En une nuit pendant le siège de 1420, les soldats du Roy d’Aragon creusèrent dans le dur calcaire bonifacien, un escalier de 187 marches. Incroyable non ? C’est ce que dit la légende.
En cette fin d’année 1420, toute la Corse est aragonaise ; toute ? Non, une ville résiste encore à l’envahisseur. Sans potion magique, les valeureux habitants de Bunifaziu tinrent tête à Alphonse V, ce jeune roi de la dynastie des Trastamare qui s’était mis en tête de terminer la conquête de son royaume. Le Regnum Sardiniae et Corsicae qui avait été créé et donné en fief perpètuel à Jacques II d’Aragon en 1297 par le pape Boniface VIII. Alphonse V s’engagea personnellement avec des moyens importants, aidé par son lieutenant le comte de Corse Vincentellu d’Istria (qui avait reçu le titre de vice-roi de Corse). Sa flotte et ses galères, après avoir maté une révolte en Sardaigne, quittèrent Alghero le 15 juin 1420, mirent le cap sur Calvi qu’ils assiégèrent le 4 octobre 1420.
La place forte de Calvi finit par se rendre. Puis ce fut le tour de Bunifaziu à partir du 21 octobre 1420, les bombardes avec un bruit assourdissant qui terrorisent la population, tirèrent leurs boulets contre la porte d’entrée et les murs de la citadelle. Après une résistance héroîque, le siège est finalement levé le 7 janvier 1421.
Entre légende et réalité, que savons-nous ?
Déjà en 1920, Charles Ferton (1) remet en question cet exploit, il écrit qu’une faille naturelle devait déjà exister et qu’un chemin était utilisé par les habitants pour arriver à une source, d’où suinte de l’eau de la nappe phréatique de l’actuel puits Saint- Barthélémy. Il relève la présence de dépôts de coquillages et d’obsidienne, qu’il interprète comme des restes de repas des hommes du néolithique. Depuis, dans le doute, on émet des hypothèses : ce serait une réalisation des moines franciscains, ou bien des habitants eux-mêmes.
Et si c’était une entreprise de maçonnerie qui l’avait réalisé ?
Antoine Franzini (2) nous apprend que les maîtres maçons (Maestri) Clemens Colarea di Riparolio et Paolo di Brea sont cités dans un contrat pour la construction d’un escalier reliant le château à la mer. C’est donc dans les années 1480/1482 que des entreprises réalisèrent la reconstruction du château et la réalisation de l’escalier descendant à la source. Soixante années après le siège aragonais… ! Mais tout ceci doit rester secret, la légende est tellement plus belle…

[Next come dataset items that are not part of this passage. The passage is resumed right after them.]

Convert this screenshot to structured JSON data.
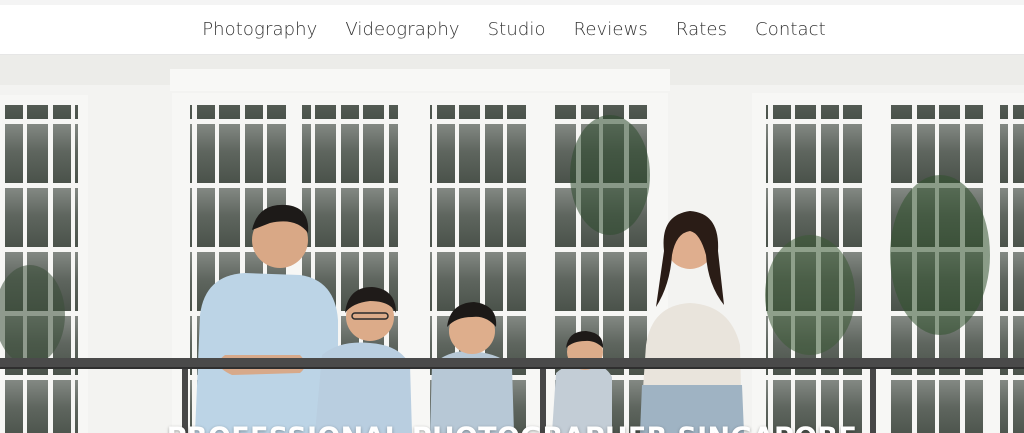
{
  "nav": {
    "items": [
      {
        "label": "Photography"
      },
      {
        "label": "Videography"
      },
      {
        "label": "Studio"
      },
      {
        "label": "Reviews"
      },
      {
        "label": "Rates"
      },
      {
        "label": "Contact"
      }
    ]
  },
  "hero": {
    "title": "PROFESSIONAL PHOTOGRAPHER SINGAPORE"
  },
  "colors": {
    "nav_text": "#333333",
    "hero_title": "#ffffff",
    "wall": "#f3f3f1",
    "window_glass": "#6f746e",
    "railing": "#4a4a4a"
  }
}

On imagine les soldats du Roy tailler les 187 marches en une seule nuit. On ne peut que rester béats et respectueux devant un tel exploit !
(1) Ferton Ch. L’escalier du Roi d’Aragon à Bonifacio (Corse). In: Bulletin de la Société préhistorique de France, tome 6, n°5, 1909. (2) Antoine Franzini, La Corse du XVe siècle (14331483). Politique et société, Ajaccio, Éditions Alain Piazzola, 2005, p. 433.
Remerciement pour l’aide précieuse apportée par Antoine Franzini et Philippe Colombani.
In u 1420 mentre l’assediu di Bunifaziu, i suldati di u Rè Aragunese zucconu 187 scalini in una notte. L’affare ùn pare vera… Serà una fola ? una lighjenda ? Serianu i frati di u cunventu di San Francescu ch’averianu sculpitu i scalini per fallà à a surghente d’acqua chì sgotta da a nappa freatica sottu à u boscu, u locu induve oghje ferma u pozzu « Saint Barthélémy. » È s’ella fussi stata un entrapresa ? Grazia à l’aiutu di i nostri amichi prufessori sturiani Filippu Colombani è Tony Franzini, chì ci anu indittatu i ducumenti, avemu a prova chì a ricustruzione di u Castellu accant’à u turrione è i scalini funu l’opera di Maestri muratori in lu quindicesimu seculu.